Ma Il Sole 24 Ore ha saputo che dietro a quell'immagine di modernità e successo per anni si è nascosta una ben più fosca realtà. A farla venire alla luce è stata un'indagine voluta dal vertice di Intesa Sanpaolo, il gruppo italiano che controlla la banca ungherese, in seguito a un'inchiesta condotta dalle autorità statunitensi.

È così emersa una pericolosa inadempienza nei controlli di Cib che per anni ha di fatto concesso mano libera a una clientela popolata da trafficanti d'armi in affari con dittatori africani e organizzazioni criminali dell'Europa orientale. Tra questi figura una persona nella lista dei dieci uomini più ricercati d'America: Semion Mogilevich, altresì noto come Semon Yudkovich Palagnyuk, o semplicemente "Seva". È stato così confermato quello che era già emerso in un'indagine per traffico di armi che una decina di anni fa il pm di Monza Walter Mapelli – il magistrato che oggi sta investigando su Filippo Penati – fu costretto dalla Corte di Cassazione ad archiviare per mancanza di competenza territoriale.

«Trovammo evidenze che conti aperti presso la Cib riportavano transazioni che avevano facilitato vendite di prodotti militari e atti di corruzione da parte di trafficanti di armi in affari con la criminalità organizzata ucraina e con stragisti africani», dice Bruno Brugnoni, all'epoca consulente di Mapelli, che indagò sulla vicenda tra il 2000 e il 2002. «Nella nostra richiesta di informazioni alla banca ungherese spiegammo su che cosa stavamo indagando e le informazioni finanziarie che confermavano l'uso di tre conti Cib in traffici di armi furono loro stessi a fornirle. Quindi la banca non poteva non averne contezza».

Eppure il management della banca ungherese non intervenne in alcun modo. Né intervenne quello della banca-madre in Italia. Nonostante i ripetuti articoli nella stampa europea e italiana che denunciavano l'uso di conti Cib in transazioni finanziarie legate a riciclaggio di denaro, corruzione e traffico d'armi (vedi cronologia a fianco, ndr). Milano non intervenne neppure dopo il 18 marzo 2004, giorno in cui annunciò pubblicamente che, «in coerenza con i valori e i principi di eticità a cui si ispira, Banca Intesa ha deciso di sospendere la partecipazione a operazioni finanziarie che riguardano l'esportazione, l'importazione e transito di armi e di sistemi di arma».

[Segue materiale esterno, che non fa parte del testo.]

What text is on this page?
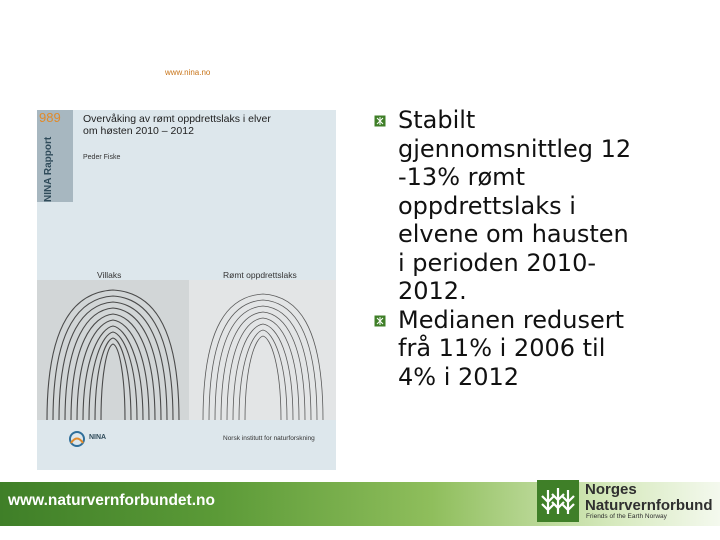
www.nina.no
989
NINA Rapport
Overvåking av rømt oppdrettslaks i elver
om høsten 2010 – 2012
Peder Fiske
Villaks	Rømt oppdrettslaks
NINA	Norsk institutt for naturforskning
Stabilt
gjennomsnittleg 12
-13% rømt
oppdrettslaks i
elvene om hausten
i perioden 2010-
2012.
Medianen redusert
frå 11% i 2006 til
4% i 2012
www.naturvernforbundet.no
Norges
Naturvernforbund
Friends of the Earth Norway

Cib è stata finalmente costretta ad abbandonare quel genere di operatività soltanto dopo che la la Fed aveva riscontrato «carenze nella conformità alle normative statali e federali contro il riciclaggio di denaro» da parte della filiale newyorkese di Intesa San Paolo, che svolge attività di compensazione – o clearing – delle operazioni in valuta americana per tutte le banche del gruppo. «Intesa Sanpaolo, appena emersa evidenza della natura di taluni rapporti segnalati nell'ambito di un'indagine interna condotta con il supporto di consulenti esterni, ha proceduto immediatamente sin dal 2007 alla chiusura di tutti i rapporti in questione procedendo inoltre all'adozione di controlli rafforzati sui bonifici in entrata e uscita della controllata ungherese Cib, ancorché i pagamenti fossero legittimi per la normativa locale.

Le operazioni in questione peraltro erano state sistematicamente segnalate nel tempo alle autorità ungheresi», spiega l'ingegner Giovanni Boccolini, responsabile della divisione banche estere del gruppo, il quale ha sottolineato anche il fatto che il gruppo Intesa ha assunto il controllo della banca ungherese nel 1999.

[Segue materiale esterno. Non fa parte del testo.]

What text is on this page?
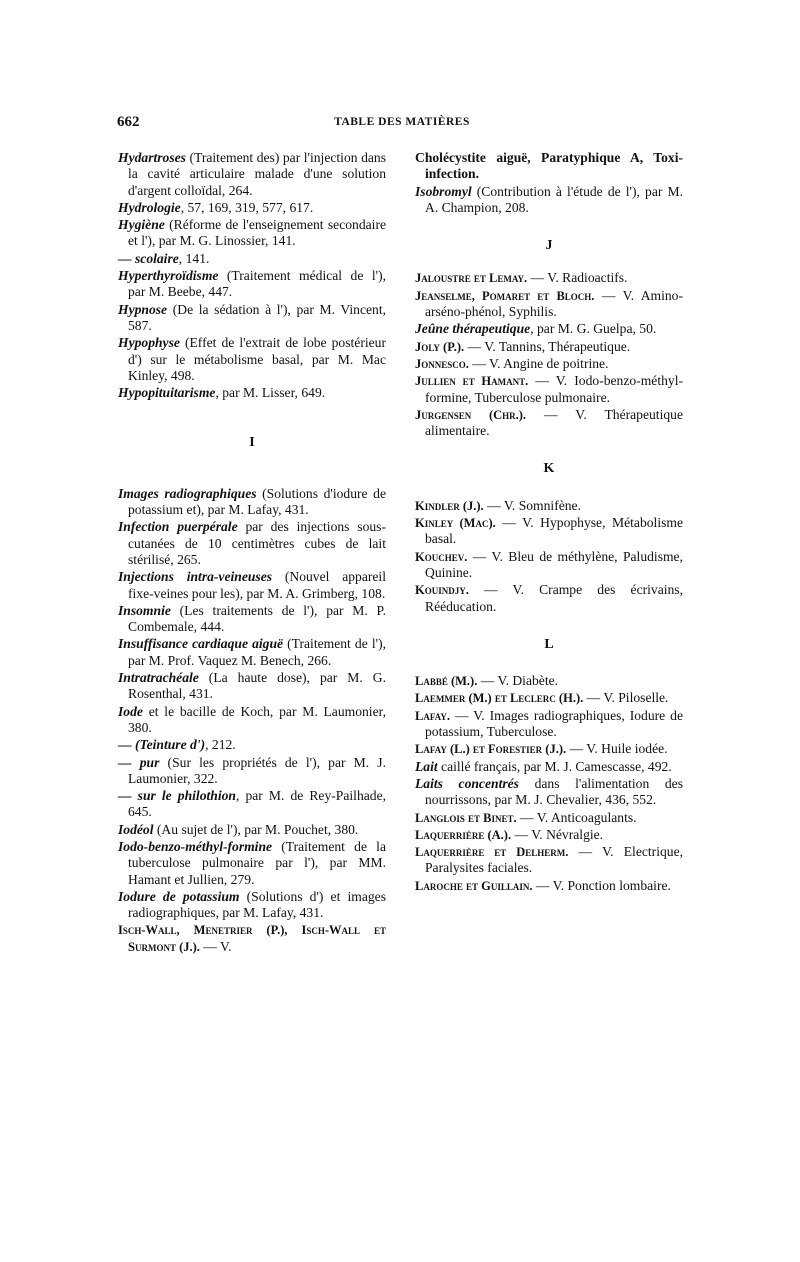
662	TABLE DES MATIÈRES

Hydartroses (Traitement des) par l'injection dans la cavité articulaire malade d'une solution d'argent colloïdal, 264.

Hydrologie, 57, 169, 319, 577, 617.

Hygiène (Réforme de l'enseignement secondaire et l'), par M. G. Linossier, 141.

— scolaire, 141.

Hyperthyroïdisme (Traitement médical de l'), par M. Beebe, 447.

Hypnose (De la sédation à l'), par M. Vincent, 587.

Hypophyse (Effet de l'extrait de lobe postérieur d') sur le métabolisme basal, par M. Mac Kinley, 498.

Hypopituitarisme, par M. Lisser, 649.

I

Images radiographiques (Solutions d'iodure de potassium et), par M. Lafay, 431.

Infection puerpérale par des injections sous-cutanées de 10 centimètres cubes de lait stérilisé, 265.

Injections intra-veineuses (Nouvel appareil fixe-veines pour les), par M. A. Grimberg, 108.

Insomnie (Les traitements de l'), par M. P. Combemale, 444.

Insuffisance cardiaque aiguë (Traitement de l'), par M. Prof. Vaquez M. Benech, 266.

Intratrachéale (La haute dose), par M. G. Rosenthal, 431.

Iode et le bacille de Koch, par M. Laumonier, 380.

— (Teinture d'), 212.

— pur (Sur les propriétés de l'), par M. J. Laumonier, 322.

— sur le philothion, par M. de Rey-Pailhade, 645.

Iodéol (Au sujet de l'), par M. Pouchet, 380.

Iodo-benzo-méthyl-formine (Traitement de la tuberculose pulmonaire par l'), par MM. Hamant et Jullien, 279.

Iodure de potassium (Solutions d') et images radiographiques, par M. Lafay, 431.

Isch-Wall, Menetrier (P.), Isch-Wall et Surmont (J.). — V.

Cholécystite aiguë, Paratyphique A, Toxi-infection.

Isobromyl (Contribution à l'étude de l'), par M. A. Champion, 208.

J

Jaloustre et Lemay. — V. Radioactifs.

Jeanselme, Pomaret et Bloch. — V. Amino-arséno-phénol, Syphilis.

Jeûne thérapeutique, par M. G. Guelpa, 50.

Joly (P.). — V. Tannins, Thérapeutique.

Jonnesco. — V. Angine de poitrine.

Jullien et Hamant. — V. Iodo-benzo-méthyl-formine, Tuberculose pulmonaire.

Jurgensen (Chr.). — V. Thérapeutique alimentaire.

K

Kindler (J.). — V. Somnifène.

Kinley (Mac). — V. Hypophyse, Métabolisme basal.

Kouchev. — V. Bleu de méthylène, Paludisme, Quinine.

Kouindjy. — V. Crampe des écrivains, Rééducation.

L

Labbé (M.). — V. Diabète.

Laemmer (M.) et Leclerc (H.). — V. Piloselle.

Lafay. — V. Images radiographiques, Iodure de potassium, Tuberculose.

Lafay (L.) et Forestier (J.). — V. Huile iodée.

Lait caillé français, par M. J. Camescasse, 492.

Laits concentrés dans l'alimentation des nourrissons, par M. J. Chevalier, 436, 552.

Langlois et Binet. — V. Anticoagulants.

Laquerrière (A.). — V. Névralgie.

Laquerrière et Delherm. — V. Electrique, Paralysites faciales.

Laroche et Guillain. — V. Ponction lombaire.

Il 2 marzo 2007 i vertici di Intesa Sanpaolo hanno siglato un "accordo scritto" con le autorità americane con il quale si impegnavano a «rafforzare i controlli interni» e a «nominare un consulente indipendente approvato dall'autorità di vigilanza con il compito di... verificare se attività sospette sono state appropriatamente identificate e segnalate». Intesa Sanpaolo ha scelto Promontory, società di consulenza legale e amministrativa di base a Washington, alla quale ha affidato il compito di passare al setaccio tutte le transazioni in valuta americana portate a termini da banche affiliate al gruppo nei primi sei mesi del 2006.

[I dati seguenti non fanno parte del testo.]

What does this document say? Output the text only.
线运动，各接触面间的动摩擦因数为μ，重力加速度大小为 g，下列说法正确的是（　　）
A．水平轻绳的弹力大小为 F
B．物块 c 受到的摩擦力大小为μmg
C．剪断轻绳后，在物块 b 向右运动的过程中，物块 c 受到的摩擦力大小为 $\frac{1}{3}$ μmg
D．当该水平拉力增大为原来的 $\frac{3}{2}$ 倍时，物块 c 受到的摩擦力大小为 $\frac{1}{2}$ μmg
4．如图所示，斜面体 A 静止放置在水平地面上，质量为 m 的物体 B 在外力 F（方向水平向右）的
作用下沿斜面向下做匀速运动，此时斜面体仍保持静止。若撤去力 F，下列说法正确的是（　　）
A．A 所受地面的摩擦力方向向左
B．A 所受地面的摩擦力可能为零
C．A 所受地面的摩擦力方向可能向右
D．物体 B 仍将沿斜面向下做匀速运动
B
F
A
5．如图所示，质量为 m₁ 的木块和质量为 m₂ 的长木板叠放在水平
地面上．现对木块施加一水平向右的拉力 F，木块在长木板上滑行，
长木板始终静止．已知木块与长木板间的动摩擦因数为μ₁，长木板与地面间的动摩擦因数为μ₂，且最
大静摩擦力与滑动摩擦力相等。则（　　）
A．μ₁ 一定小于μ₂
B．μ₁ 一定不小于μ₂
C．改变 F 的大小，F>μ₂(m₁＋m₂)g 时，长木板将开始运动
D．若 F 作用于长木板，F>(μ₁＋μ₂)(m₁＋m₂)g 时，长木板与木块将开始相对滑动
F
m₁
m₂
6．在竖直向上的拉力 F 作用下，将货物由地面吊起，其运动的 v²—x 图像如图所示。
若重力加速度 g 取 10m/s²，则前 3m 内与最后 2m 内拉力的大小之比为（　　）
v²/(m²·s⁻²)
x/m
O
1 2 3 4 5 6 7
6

Gli investigatori di Promontory hanno messo in luce l'anomalo rapporto tra la banca ungherese e svariati trafficanti di armi, rapporto poi confermato anche dai legali di Davis Polk & Wardell, studio legale newyorkese che Intesa ha ingaggiato per esaminare più a fondo la questione. «Nella sua attività di due diligence Promontory ha... visitato il quartier generale di Cib.... Le discussioni si sono concentrate sulle attività riguardanti conti bancari di clienti non-residenti ed entità che manifestavano caratteristiche di società di facciata. Svariati clienti... sono risultati essere società di facciata che conducevano affari con entità non conosciute a Cib apparentemente coinvolte con il settore militare... Nel 2008 Cib ha avviato un programma di revisione di tali conti (approssimativamente 5.500) e ne ha chiusi circa il 50%», si legge in una bozza del rapporto finale di Promontory datata 31 luglio 2009 di cui Il Sole 24 Ore ha ottenuto copia. Promontory quantifica il valore del business di questa clientela: quel taglio del 50%, era infatti risultato «in una riduzione di 500 milioni di dollari in depositi e 50 milioni in reddito».